「―――い、澪ってば!」
「んぁ?」

急に意識が浮上する。
ここは、学校…?

「もう、数学の時からずっと寝てたんだよ?」
「あ、あぁ、ごめん」

いつの間にか辺りは夕暮れ。
二時間ぐらい寝ていたようだ。

眠くて閉じかける目を無理矢理開ける。
気付けば真理絵が帰りの支度をしている。
急いでいるのだろうか、動きが早い。

「急いでるなら、先に帰っていいよ?」
「あ、バレた~?」

真理絵はここぞとばかりに顔をほころばせると、いきなり猫撫で声を出してきた。

「な、何だよ!気持ち悪い声出して…」
「ひどいなぁ…私も傷つくよ?」

言葉とは裏腹に顔がニヤけてる。
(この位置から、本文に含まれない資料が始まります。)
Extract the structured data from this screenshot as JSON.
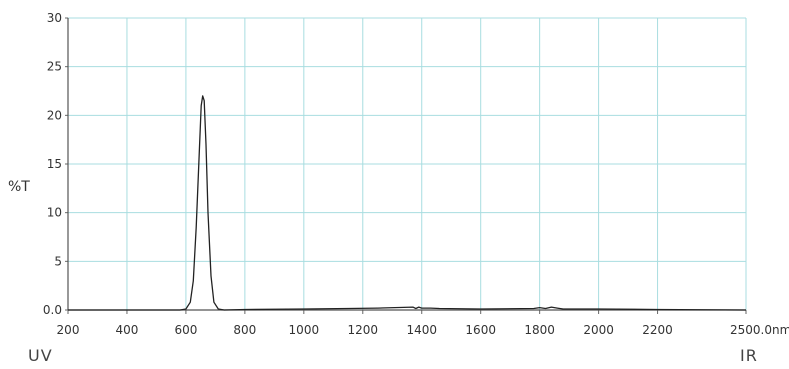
{
  "chart_data": {
    "type": "line",
    "ylabel": "%T",
    "xunit_tick": "2500.0nm",
    "left_label": "UV",
    "right_label": "IR",
    "xlim": [
      200,
      2500
    ],
    "ylim": [
      0,
      30
    ],
    "x_ticks": [
      {
        "value": 200,
        "label": "200"
      },
      {
        "value": 400,
        "label": "400"
      },
      {
        "value": 600,
        "label": "600"
      },
      {
        "value": 800,
        "label": "800"
      },
      {
        "value": 1000,
        "label": "1000"
      },
      {
        "value": 1200,
        "label": "1200"
      },
      {
        "value": 1400,
        "label": "1400"
      },
      {
        "value": 1600,
        "label": "1600"
      },
      {
        "value": 1800,
        "label": "1800"
      },
      {
        "value": 2000,
        "label": "2000"
      },
      {
        "value": 2200,
        "label": "2200"
      },
      {
        "value": 2500,
        "label": "2500.0nm"
      }
    ],
    "y_ticks": [
      {
        "value": 0,
        "label": "0.0"
      },
      {
        "value": 5,
        "label": "5"
      },
      {
        "value": 10,
        "label": "10"
      },
      {
        "value": 15,
        "label": "15"
      },
      {
        "value": 20,
        "label": "20"
      },
      {
        "value": 25,
        "label": "25"
      },
      {
        "value": 30,
        "label": "30"
      }
    ],
    "grid": true,
    "grid_color": "#a8dde0",
    "line_color": "#222222",
    "series": [
      {
        "x": [
          200,
          400,
          580,
          600,
          615,
          625,
          635,
          645,
          652,
          657,
          662,
          668,
          675,
          685,
          695,
          710,
          730,
          800,
          1000,
          1150,
          1250,
          1370,
          1380,
          1390,
          1400,
          1430,
          1460,
          1600,
          1780,
          1800,
          1820,
          1840,
          1860,
          1880,
          2000,
          2200,
          2500
        ],
        "y": [
          0.0,
          0.0,
          0.0,
          0.1,
          0.8,
          3.0,
          8.5,
          16.0,
          21.0,
          22.0,
          21.5,
          17.0,
          10.0,
          3.5,
          0.8,
          0.1,
          0.0,
          0.05,
          0.1,
          0.15,
          0.2,
          0.3,
          0.15,
          0.3,
          0.2,
          0.2,
          0.15,
          0.1,
          0.15,
          0.25,
          0.15,
          0.3,
          0.2,
          0.1,
          0.1,
          0.05,
          0.0
        ]
      }
    ]
  }
}
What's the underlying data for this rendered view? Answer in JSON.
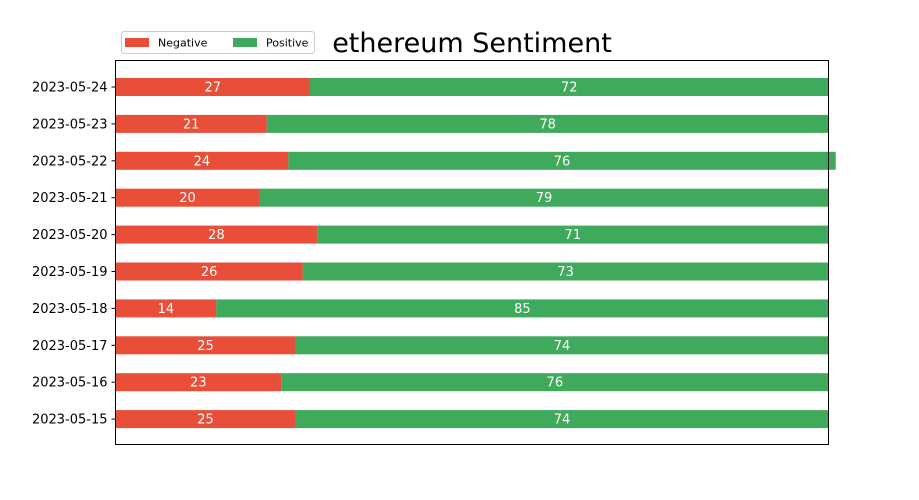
{
  "chart_data": {
    "type": "bar",
    "orientation": "horizontal",
    "stacked": true,
    "title": "ethereum Sentiment",
    "xlabel": "",
    "ylabel": "",
    "categories": [
      "2023-05-15",
      "2023-05-16",
      "2023-05-17",
      "2023-05-18",
      "2023-05-19",
      "2023-05-20",
      "2023-05-21",
      "2023-05-22",
      "2023-05-23",
      "2023-05-24"
    ],
    "series": [
      {
        "name": "Negative",
        "color": "#e84e38",
        "values": [
          25,
          23,
          25,
          14,
          26,
          28,
          20,
          24,
          21,
          27
        ]
      },
      {
        "name": "Positive",
        "color": "#3fa95c",
        "values": [
          74,
          76,
          74,
          85,
          73,
          71,
          79,
          76,
          78,
          72
        ]
      }
    ],
    "xlim": [
      0,
      99
    ],
    "x_ticks_visible": false,
    "grid": false,
    "data_labels": true,
    "legend": {
      "position": "top-left, above plot",
      "columns": 2
    }
  }
}
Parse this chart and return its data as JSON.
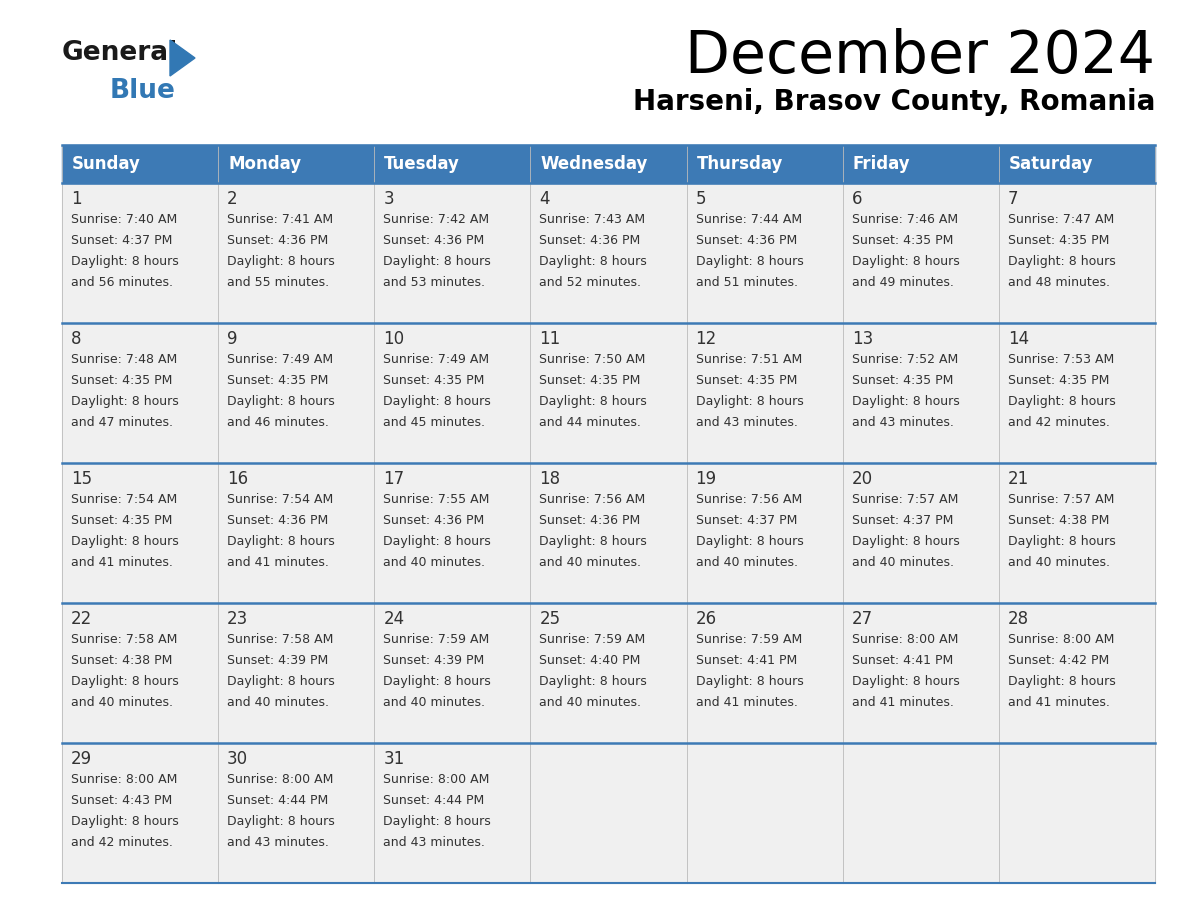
{
  "title": "December 2024",
  "subtitle": "Harseni, Brasov County, Romania",
  "header_color": "#3d7ab5",
  "header_text_color": "#ffffff",
  "cell_bg_color": "#f0f0f0",
  "day_number_color": "#333333",
  "cell_text_color": "#333333",
  "separator_color": "#3d7ab5",
  "days_of_week": [
    "Sunday",
    "Monday",
    "Tuesday",
    "Wednesday",
    "Thursday",
    "Friday",
    "Saturday"
  ],
  "weeks": [
    [
      {
        "day": "1",
        "sunrise": "7:40 AM",
        "sunset": "4:37 PM",
        "daylight_h": "8 hours",
        "daylight_m": "and 56 minutes."
      },
      {
        "day": "2",
        "sunrise": "7:41 AM",
        "sunset": "4:36 PM",
        "daylight_h": "8 hours",
        "daylight_m": "and 55 minutes."
      },
      {
        "day": "3",
        "sunrise": "7:42 AM",
        "sunset": "4:36 PM",
        "daylight_h": "8 hours",
        "daylight_m": "and 53 minutes."
      },
      {
        "day": "4",
        "sunrise": "7:43 AM",
        "sunset": "4:36 PM",
        "daylight_h": "8 hours",
        "daylight_m": "and 52 minutes."
      },
      {
        "day": "5",
        "sunrise": "7:44 AM",
        "sunset": "4:36 PM",
        "daylight_h": "8 hours",
        "daylight_m": "and 51 minutes."
      },
      {
        "day": "6",
        "sunrise": "7:46 AM",
        "sunset": "4:35 PM",
        "daylight_h": "8 hours",
        "daylight_m": "and 49 minutes."
      },
      {
        "day": "7",
        "sunrise": "7:47 AM",
        "sunset": "4:35 PM",
        "daylight_h": "8 hours",
        "daylight_m": "and 48 minutes."
      }
    ],
    [
      {
        "day": "8",
        "sunrise": "7:48 AM",
        "sunset": "4:35 PM",
        "daylight_h": "8 hours",
        "daylight_m": "and 47 minutes."
      },
      {
        "day": "9",
        "sunrise": "7:49 AM",
        "sunset": "4:35 PM",
        "daylight_h": "8 hours",
        "daylight_m": "and 46 minutes."
      },
      {
        "day": "10",
        "sunrise": "7:49 AM",
        "sunset": "4:35 PM",
        "daylight_h": "8 hours",
        "daylight_m": "and 45 minutes."
      },
      {
        "day": "11",
        "sunrise": "7:50 AM",
        "sunset": "4:35 PM",
        "daylight_h": "8 hours",
        "daylight_m": "and 44 minutes."
      },
      {
        "day": "12",
        "sunrise": "7:51 AM",
        "sunset": "4:35 PM",
        "daylight_h": "8 hours",
        "daylight_m": "and 43 minutes."
      },
      {
        "day": "13",
        "sunrise": "7:52 AM",
        "sunset": "4:35 PM",
        "daylight_h": "8 hours",
        "daylight_m": "and 43 minutes."
      },
      {
        "day": "14",
        "sunrise": "7:53 AM",
        "sunset": "4:35 PM",
        "daylight_h": "8 hours",
        "daylight_m": "and 42 minutes."
      }
    ],
    [
      {
        "day": "15",
        "sunrise": "7:54 AM",
        "sunset": "4:35 PM",
        "daylight_h": "8 hours",
        "daylight_m": "and 41 minutes."
      },
      {
        "day": "16",
        "sunrise": "7:54 AM",
        "sunset": "4:36 PM",
        "daylight_h": "8 hours",
        "daylight_m": "and 41 minutes."
      },
      {
        "day": "17",
        "sunrise": "7:55 AM",
        "sunset": "4:36 PM",
        "daylight_h": "8 hours",
        "daylight_m": "and 40 minutes."
      },
      {
        "day": "18",
        "sunrise": "7:56 AM",
        "sunset": "4:36 PM",
        "daylight_h": "8 hours",
        "daylight_m": "and 40 minutes."
      },
      {
        "day": "19",
        "sunrise": "7:56 AM",
        "sunset": "4:37 PM",
        "daylight_h": "8 hours",
        "daylight_m": "and 40 minutes."
      },
      {
        "day": "20",
        "sunrise": "7:57 AM",
        "sunset": "4:37 PM",
        "daylight_h": "8 hours",
        "daylight_m": "and 40 minutes."
      },
      {
        "day": "21",
        "sunrise": "7:57 AM",
        "sunset": "4:38 PM",
        "daylight_h": "8 hours",
        "daylight_m": "and 40 minutes."
      }
    ],
    [
      {
        "day": "22",
        "sunrise": "7:58 AM",
        "sunset": "4:38 PM",
        "daylight_h": "8 hours",
        "daylight_m": "and 40 minutes."
      },
      {
        "day": "23",
        "sunrise": "7:58 AM",
        "sunset": "4:39 PM",
        "daylight_h": "8 hours",
        "daylight_m": "and 40 minutes."
      },
      {
        "day": "24",
        "sunrise": "7:59 AM",
        "sunset": "4:39 PM",
        "daylight_h": "8 hours",
        "daylight_m": "and 40 minutes."
      },
      {
        "day": "25",
        "sunrise": "7:59 AM",
        "sunset": "4:40 PM",
        "daylight_h": "8 hours",
        "daylight_m": "and 40 minutes."
      },
      {
        "day": "26",
        "sunrise": "7:59 AM",
        "sunset": "4:41 PM",
        "daylight_h": "8 hours",
        "daylight_m": "and 41 minutes."
      },
      {
        "day": "27",
        "sunrise": "8:00 AM",
        "sunset": "4:41 PM",
        "daylight_h": "8 hours",
        "daylight_m": "and 41 minutes."
      },
      {
        "day": "28",
        "sunrise": "8:00 AM",
        "sunset": "4:42 PM",
        "daylight_h": "8 hours",
        "daylight_m": "and 41 minutes."
      }
    ],
    [
      {
        "day": "29",
        "sunrise": "8:00 AM",
        "sunset": "4:43 PM",
        "daylight_h": "8 hours",
        "daylight_m": "and 42 minutes."
      },
      {
        "day": "30",
        "sunrise": "8:00 AM",
        "sunset": "4:44 PM",
        "daylight_h": "8 hours",
        "daylight_m": "and 43 minutes."
      },
      {
        "day": "31",
        "sunrise": "8:00 AM",
        "sunset": "4:44 PM",
        "daylight_h": "8 hours",
        "daylight_m": "and 43 minutes."
      },
      null,
      null,
      null,
      null
    ]
  ],
  "logo_general_color": "#1a1a1a",
  "logo_blue_color": "#3278b4"
}
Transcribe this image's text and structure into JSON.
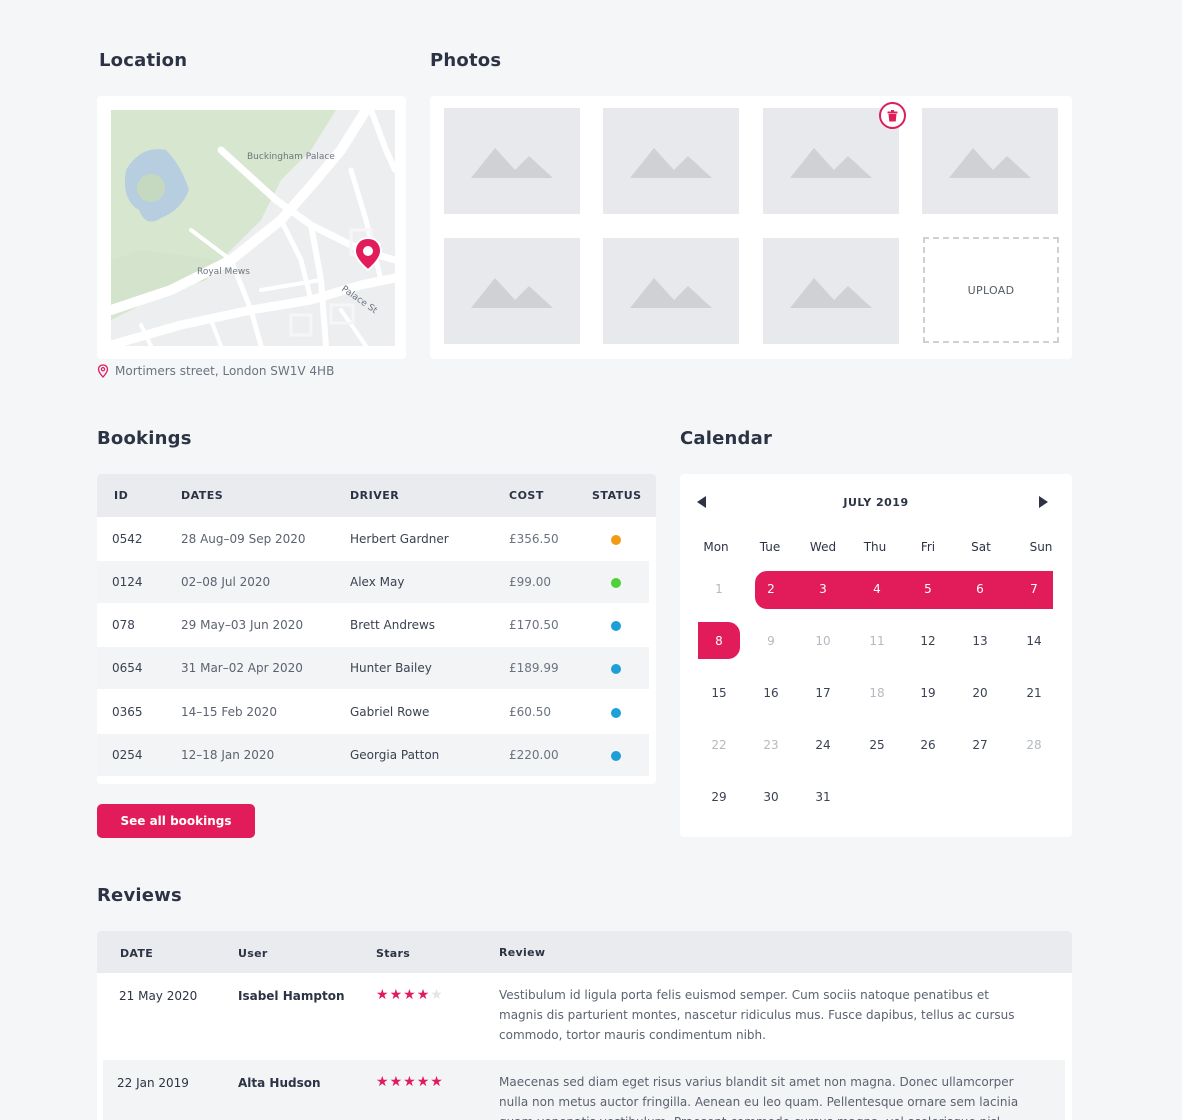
{
  "location": {
    "title": "Location",
    "map_labels": [
      "Buckingham Palace",
      "Royal Mews",
      "Palace St"
    ],
    "address": "Mortimers street, London SW1V 4HB",
    "pin_icon": "map-pin-icon"
  },
  "photos": {
    "title": "Photos",
    "upload_label": "UPLOAD",
    "placeholder_icon": "image-placeholder-icon",
    "delete_icon": "trash-icon",
    "count": 7
  },
  "bookings": {
    "title": "Bookings",
    "columns": [
      "ID",
      "DATES",
      "DRIVER",
      "COST",
      "STATUS"
    ],
    "rows": [
      {
        "id": "0542",
        "dates": "28 Aug–09 Sep 2020",
        "driver": "Herbert Gardner",
        "cost": "£356.50",
        "status_color": "#f39c12"
      },
      {
        "id": "0124",
        "dates": "02–08 Jul 2020",
        "driver": "Alex May",
        "cost": "£99.00",
        "status_color": "#4cd137"
      },
      {
        "id": "078",
        "dates": "29 May–03 Jun 2020",
        "driver": "Brett Andrews",
        "cost": "£170.50",
        "status_color": "#1e9fd8"
      },
      {
        "id": "0654",
        "dates": "31 Mar–02 Apr 2020",
        "driver": "Hunter Bailey",
        "cost": "£189.99",
        "status_color": "#1e9fd8"
      },
      {
        "id": "0365",
        "dates": "14–15 Feb 2020",
        "driver": "Gabriel Rowe",
        "cost": "£60.50",
        "status_color": "#1e9fd8"
      },
      {
        "id": "0254",
        "dates": "12–18 Jan 2020",
        "driver": "Georgia Patton",
        "cost": "£220.00",
        "status_color": "#1e9fd8"
      }
    ],
    "see_all_label": "See all bookings"
  },
  "calendar": {
    "title": "Calendar",
    "month_label": "JULY 2019",
    "weekdays": [
      "Mon",
      "Tue",
      "Wed",
      "Thu",
      "Fri",
      "Sat",
      "Sun"
    ],
    "weeks": [
      [
        "1",
        "2",
        "3",
        "4",
        "5",
        "6",
        "7"
      ],
      [
        "8",
        "9",
        "10",
        "11",
        "12",
        "13",
        "14"
      ],
      [
        "15",
        "16",
        "17",
        "18",
        "19",
        "20",
        "21"
      ],
      [
        "22",
        "23",
        "24",
        "25",
        "26",
        "27",
        "28"
      ],
      [
        "29",
        "30",
        "31"
      ]
    ],
    "selected_days": [
      "2",
      "3",
      "4",
      "5",
      "6",
      "7",
      "8"
    ],
    "muted_days": [
      "1",
      "9",
      "10",
      "11",
      "18",
      "22",
      "23",
      "28"
    ],
    "accent": "#e21b5a"
  },
  "reviews": {
    "title": "Reviews",
    "columns": [
      "DATE",
      "User",
      "Stars",
      "Review"
    ],
    "rows": [
      {
        "date": "21 May 2020",
        "user": "Isabel Hampton",
        "stars": 4,
        "text": "Vestibulum id ligula porta felis euismod semper. Cum sociis natoque penatibus et magnis dis parturient montes, nascetur ridiculus mus. Fusce dapibus, tellus ac cursus commodo, tortor mauris condimentum nibh."
      },
      {
        "date": "22 Jan 2019",
        "user": "Alta Hudson",
        "stars": 5,
        "text": "Maecenas sed diam eget risus varius blandit sit amet non magna. Donec ullamcorper nulla non metus auctor fringilla. Aenean eu leo quam. Pellentesque ornare sem lacinia quam venenatis vestibulum. Praesent commodo cursus magna, vel scelerisque nisl."
      }
    ]
  }
}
またか…。

「何?彼氏?」

そう聞くと、真理絵は笑顔を弾けさせた。

「そう!そうなの!彼がね、クリスマスデートしようって!!」

真理絵の顔が“乙女”になっているのを見て、澪はクスリと笑った。

「な、何?」
「いや、可愛いなと思ってさ」

澪が微笑んで言うと真理絵は顔を赤くした。

「?どうかした?」
「なんでもない!!」

そう言うと真理絵は出て行ってしまった。

(その顔でそんな事言うなんて反則よ!!)

そんな事を思いながら走り去っていった。